Le parquet, quant à lui, a requis la réclusion criminelle à perpétuité pour tentative de viol et meurtre. Durant tout le procès, le ministère public a essayé de prouver, non seulement la tentative de viol et le meurtre, mais aussi la préméditation. Partant du principe de la science au service du droit, le maître des poursuites a convoqué les éléments scientifiques pour incriminer l'accusé.

Selon le procureur de la République, le sieur Pape Aliou Fall avait organisé son crime. Il est venu à 20 h chez Bineta, sachant qu’à cette heure, le vigile Malick Diop ne serait pas sur les lieux. Dans le même élan, les avocats de la partie civile estiment que Pape Alioune Fall est venu avec l'intention de perpétré un acte odieux. Si l'accusé est venu pour parler de politique avec la victime, pourquoi n'est-il pas parti aussitôt ?, s’est-il interrogé.

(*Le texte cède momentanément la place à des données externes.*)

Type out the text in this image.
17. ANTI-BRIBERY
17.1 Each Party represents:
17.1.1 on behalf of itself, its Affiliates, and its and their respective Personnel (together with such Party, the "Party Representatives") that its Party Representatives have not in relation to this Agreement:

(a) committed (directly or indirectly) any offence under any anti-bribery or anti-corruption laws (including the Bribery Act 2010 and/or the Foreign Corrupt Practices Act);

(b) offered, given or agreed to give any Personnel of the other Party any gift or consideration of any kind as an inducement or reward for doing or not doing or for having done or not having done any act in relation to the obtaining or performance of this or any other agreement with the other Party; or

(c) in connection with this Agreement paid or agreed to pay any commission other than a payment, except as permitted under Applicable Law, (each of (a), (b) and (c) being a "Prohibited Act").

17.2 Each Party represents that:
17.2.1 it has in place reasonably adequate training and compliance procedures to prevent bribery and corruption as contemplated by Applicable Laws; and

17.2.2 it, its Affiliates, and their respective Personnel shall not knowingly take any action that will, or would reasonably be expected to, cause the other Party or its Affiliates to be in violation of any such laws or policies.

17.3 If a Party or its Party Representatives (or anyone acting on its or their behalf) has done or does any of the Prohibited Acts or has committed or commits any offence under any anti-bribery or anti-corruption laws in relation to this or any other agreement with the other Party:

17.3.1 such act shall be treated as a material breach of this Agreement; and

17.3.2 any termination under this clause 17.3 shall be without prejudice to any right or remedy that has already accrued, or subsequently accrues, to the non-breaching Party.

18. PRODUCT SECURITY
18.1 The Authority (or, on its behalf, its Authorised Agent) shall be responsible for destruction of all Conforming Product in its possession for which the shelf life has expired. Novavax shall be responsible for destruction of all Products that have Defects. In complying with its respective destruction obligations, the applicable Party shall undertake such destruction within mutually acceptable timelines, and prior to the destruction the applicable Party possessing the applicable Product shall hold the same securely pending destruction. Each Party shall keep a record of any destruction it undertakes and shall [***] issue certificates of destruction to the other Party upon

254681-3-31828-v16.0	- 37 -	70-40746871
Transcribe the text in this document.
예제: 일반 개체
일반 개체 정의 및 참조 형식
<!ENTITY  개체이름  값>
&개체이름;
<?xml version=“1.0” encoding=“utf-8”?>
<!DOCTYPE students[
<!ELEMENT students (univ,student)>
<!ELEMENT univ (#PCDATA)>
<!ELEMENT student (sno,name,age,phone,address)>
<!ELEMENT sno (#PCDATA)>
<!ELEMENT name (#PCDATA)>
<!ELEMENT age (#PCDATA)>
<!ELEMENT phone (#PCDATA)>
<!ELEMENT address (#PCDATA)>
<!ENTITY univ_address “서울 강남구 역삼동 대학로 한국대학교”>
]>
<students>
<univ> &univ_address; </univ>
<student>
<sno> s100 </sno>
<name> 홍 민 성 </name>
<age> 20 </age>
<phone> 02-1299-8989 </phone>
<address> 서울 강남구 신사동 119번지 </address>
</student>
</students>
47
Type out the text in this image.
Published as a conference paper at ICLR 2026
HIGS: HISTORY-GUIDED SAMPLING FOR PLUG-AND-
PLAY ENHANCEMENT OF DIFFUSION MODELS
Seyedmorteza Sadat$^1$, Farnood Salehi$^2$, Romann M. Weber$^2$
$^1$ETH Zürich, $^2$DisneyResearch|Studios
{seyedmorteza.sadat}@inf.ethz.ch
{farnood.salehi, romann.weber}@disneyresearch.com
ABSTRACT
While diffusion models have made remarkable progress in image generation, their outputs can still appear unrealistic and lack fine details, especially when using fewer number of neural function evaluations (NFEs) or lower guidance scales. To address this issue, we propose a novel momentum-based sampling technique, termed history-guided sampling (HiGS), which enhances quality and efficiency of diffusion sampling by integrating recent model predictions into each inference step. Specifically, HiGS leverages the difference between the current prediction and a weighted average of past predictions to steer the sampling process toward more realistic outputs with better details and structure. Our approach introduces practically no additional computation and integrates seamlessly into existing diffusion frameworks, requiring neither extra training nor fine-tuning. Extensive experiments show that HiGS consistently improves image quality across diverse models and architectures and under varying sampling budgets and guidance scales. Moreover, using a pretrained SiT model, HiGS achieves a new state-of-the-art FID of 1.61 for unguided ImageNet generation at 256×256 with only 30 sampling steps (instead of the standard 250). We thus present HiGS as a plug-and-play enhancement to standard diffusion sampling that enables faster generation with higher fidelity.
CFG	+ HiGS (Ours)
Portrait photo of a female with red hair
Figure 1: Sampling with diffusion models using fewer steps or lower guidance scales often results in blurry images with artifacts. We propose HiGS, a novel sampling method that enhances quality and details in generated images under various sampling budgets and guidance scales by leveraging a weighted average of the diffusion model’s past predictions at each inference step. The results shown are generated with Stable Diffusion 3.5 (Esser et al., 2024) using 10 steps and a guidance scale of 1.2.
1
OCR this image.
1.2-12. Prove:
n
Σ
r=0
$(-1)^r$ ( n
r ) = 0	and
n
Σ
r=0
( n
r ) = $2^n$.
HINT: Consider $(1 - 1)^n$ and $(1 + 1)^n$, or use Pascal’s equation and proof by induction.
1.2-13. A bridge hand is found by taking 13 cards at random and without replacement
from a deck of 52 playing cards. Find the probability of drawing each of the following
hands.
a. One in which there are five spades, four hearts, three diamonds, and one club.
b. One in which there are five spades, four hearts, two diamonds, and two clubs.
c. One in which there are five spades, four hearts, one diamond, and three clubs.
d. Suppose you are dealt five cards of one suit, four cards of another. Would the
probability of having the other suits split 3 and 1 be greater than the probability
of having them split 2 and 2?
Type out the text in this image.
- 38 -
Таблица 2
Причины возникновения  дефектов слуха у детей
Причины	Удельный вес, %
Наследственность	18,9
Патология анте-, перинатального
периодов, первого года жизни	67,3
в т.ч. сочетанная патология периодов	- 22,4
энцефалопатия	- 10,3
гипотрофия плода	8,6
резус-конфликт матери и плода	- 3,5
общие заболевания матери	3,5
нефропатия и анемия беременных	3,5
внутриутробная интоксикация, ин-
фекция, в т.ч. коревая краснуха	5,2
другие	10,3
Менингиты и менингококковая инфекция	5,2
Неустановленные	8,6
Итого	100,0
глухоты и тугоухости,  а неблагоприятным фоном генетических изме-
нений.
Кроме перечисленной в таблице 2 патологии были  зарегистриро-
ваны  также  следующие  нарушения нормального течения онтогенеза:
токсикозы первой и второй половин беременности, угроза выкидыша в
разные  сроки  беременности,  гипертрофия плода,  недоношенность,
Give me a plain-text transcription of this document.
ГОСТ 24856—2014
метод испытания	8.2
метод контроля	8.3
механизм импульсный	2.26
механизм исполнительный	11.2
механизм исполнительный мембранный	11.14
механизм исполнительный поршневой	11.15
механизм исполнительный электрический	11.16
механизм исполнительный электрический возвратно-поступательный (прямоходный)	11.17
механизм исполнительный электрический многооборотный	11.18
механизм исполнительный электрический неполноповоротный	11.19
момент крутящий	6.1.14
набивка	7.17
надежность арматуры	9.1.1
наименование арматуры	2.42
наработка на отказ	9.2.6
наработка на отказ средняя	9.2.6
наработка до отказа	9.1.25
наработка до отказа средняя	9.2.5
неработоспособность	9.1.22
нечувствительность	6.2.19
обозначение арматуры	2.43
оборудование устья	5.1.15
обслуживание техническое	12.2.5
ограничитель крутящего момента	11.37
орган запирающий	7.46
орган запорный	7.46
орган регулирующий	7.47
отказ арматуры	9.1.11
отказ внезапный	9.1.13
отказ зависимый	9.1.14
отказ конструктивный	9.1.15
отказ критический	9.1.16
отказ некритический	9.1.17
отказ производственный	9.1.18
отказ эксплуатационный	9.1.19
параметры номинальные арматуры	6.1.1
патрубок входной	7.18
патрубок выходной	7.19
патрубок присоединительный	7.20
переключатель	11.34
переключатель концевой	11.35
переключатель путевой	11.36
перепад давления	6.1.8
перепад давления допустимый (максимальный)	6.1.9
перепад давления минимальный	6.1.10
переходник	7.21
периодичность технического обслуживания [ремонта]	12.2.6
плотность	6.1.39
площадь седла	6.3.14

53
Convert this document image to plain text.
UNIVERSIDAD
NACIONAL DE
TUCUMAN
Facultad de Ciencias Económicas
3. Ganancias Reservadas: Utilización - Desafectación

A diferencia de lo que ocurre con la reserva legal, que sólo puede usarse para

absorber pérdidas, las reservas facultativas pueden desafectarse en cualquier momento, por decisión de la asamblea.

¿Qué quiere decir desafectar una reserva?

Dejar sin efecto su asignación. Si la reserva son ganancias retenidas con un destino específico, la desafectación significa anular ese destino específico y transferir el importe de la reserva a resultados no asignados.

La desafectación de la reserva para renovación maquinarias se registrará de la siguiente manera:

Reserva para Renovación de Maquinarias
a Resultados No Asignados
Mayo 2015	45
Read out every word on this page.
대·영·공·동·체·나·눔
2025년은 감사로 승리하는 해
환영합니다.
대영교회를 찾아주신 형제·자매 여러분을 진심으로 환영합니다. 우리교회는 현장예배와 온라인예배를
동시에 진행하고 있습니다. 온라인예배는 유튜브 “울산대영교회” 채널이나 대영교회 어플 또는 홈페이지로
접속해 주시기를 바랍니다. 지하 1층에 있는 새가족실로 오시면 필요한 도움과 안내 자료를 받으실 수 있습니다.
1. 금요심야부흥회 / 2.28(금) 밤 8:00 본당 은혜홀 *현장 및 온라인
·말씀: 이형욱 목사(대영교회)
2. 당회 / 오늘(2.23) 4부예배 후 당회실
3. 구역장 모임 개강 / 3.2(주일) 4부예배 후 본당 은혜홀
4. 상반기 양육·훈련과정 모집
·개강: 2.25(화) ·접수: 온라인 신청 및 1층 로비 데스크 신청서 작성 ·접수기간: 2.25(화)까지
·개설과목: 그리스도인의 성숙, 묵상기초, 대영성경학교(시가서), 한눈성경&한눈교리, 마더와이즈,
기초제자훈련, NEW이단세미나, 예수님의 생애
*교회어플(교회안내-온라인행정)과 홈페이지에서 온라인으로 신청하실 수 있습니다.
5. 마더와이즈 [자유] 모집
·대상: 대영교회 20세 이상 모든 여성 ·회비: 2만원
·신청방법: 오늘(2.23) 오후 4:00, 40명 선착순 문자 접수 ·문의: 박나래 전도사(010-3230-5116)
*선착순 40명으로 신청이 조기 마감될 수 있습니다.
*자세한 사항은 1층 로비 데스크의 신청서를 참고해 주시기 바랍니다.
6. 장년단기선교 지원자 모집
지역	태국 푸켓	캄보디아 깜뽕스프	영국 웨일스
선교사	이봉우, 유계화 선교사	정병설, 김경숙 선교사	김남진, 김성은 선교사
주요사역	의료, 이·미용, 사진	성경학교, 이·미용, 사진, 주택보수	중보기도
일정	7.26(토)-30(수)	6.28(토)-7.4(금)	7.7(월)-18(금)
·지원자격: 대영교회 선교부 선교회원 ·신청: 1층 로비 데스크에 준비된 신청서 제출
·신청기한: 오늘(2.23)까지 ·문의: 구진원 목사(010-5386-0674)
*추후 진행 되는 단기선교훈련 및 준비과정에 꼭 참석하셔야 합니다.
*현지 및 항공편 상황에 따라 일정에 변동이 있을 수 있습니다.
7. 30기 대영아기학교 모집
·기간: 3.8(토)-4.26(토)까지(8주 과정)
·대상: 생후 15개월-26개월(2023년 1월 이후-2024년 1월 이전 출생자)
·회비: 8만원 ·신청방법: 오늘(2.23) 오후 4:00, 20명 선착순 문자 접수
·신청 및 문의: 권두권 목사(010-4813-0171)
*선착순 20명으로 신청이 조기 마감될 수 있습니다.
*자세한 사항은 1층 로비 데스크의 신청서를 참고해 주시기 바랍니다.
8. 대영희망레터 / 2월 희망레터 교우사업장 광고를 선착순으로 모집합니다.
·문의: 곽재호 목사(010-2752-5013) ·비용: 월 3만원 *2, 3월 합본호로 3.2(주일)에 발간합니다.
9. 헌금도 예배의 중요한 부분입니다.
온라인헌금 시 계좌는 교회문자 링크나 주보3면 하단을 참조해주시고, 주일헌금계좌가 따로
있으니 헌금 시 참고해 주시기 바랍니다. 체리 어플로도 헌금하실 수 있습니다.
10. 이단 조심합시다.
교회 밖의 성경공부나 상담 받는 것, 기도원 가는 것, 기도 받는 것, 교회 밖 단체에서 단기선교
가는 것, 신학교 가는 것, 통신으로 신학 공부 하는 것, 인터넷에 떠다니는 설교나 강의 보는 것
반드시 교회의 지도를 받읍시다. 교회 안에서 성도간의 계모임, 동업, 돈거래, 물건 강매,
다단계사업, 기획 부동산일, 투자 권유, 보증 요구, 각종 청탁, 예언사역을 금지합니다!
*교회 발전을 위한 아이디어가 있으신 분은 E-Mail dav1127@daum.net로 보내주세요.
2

A ses yeux, la réalité, c'est que Pape Alioune Fall a fait des avances qui n'ont pas plu à Bineta qui s'est mise en colère. C'est ainsi que le sieur Fall l’a forcée et elle s'est débattue de toutes ses forces. Voilà ce qui explique les blessures trouvées sur le cou et les pectoraux d’Alioune Fall. Des griffures ont été aussi remarquées sur les organes génitaux du prévenu. Ce qui montre, selon la partie civile et le parquet, que l'accusé s'était déshabillé et prêt à assouvir son désir, mais c'était sans compter sur la détermination de Bineta à ne pas se laisser pénétrer. Toujours selon la partie civile, le revirement dans les propos de Pape Alioune Fall est juste synonyme de culpabilité. Car, elle ne peut comprendre que, lors de toutes les phases d'audition : enquête préliminaire, instruction du 24 juillet et reconstitution des faits du 31 juillet 2019, le prévenu ait campé sur sa position et qu’aujourd'hui, il vient nier certains faits antérieurement approuvés.

Le juge du tribunal régional de grande instance de Tambacounda statuant en matière criminelle, après avoir écouté la plaidoirie des différentes parties, a décidé du renvoi de la délibération     au 2 juillet 2020, comme pour les deux premières affaires.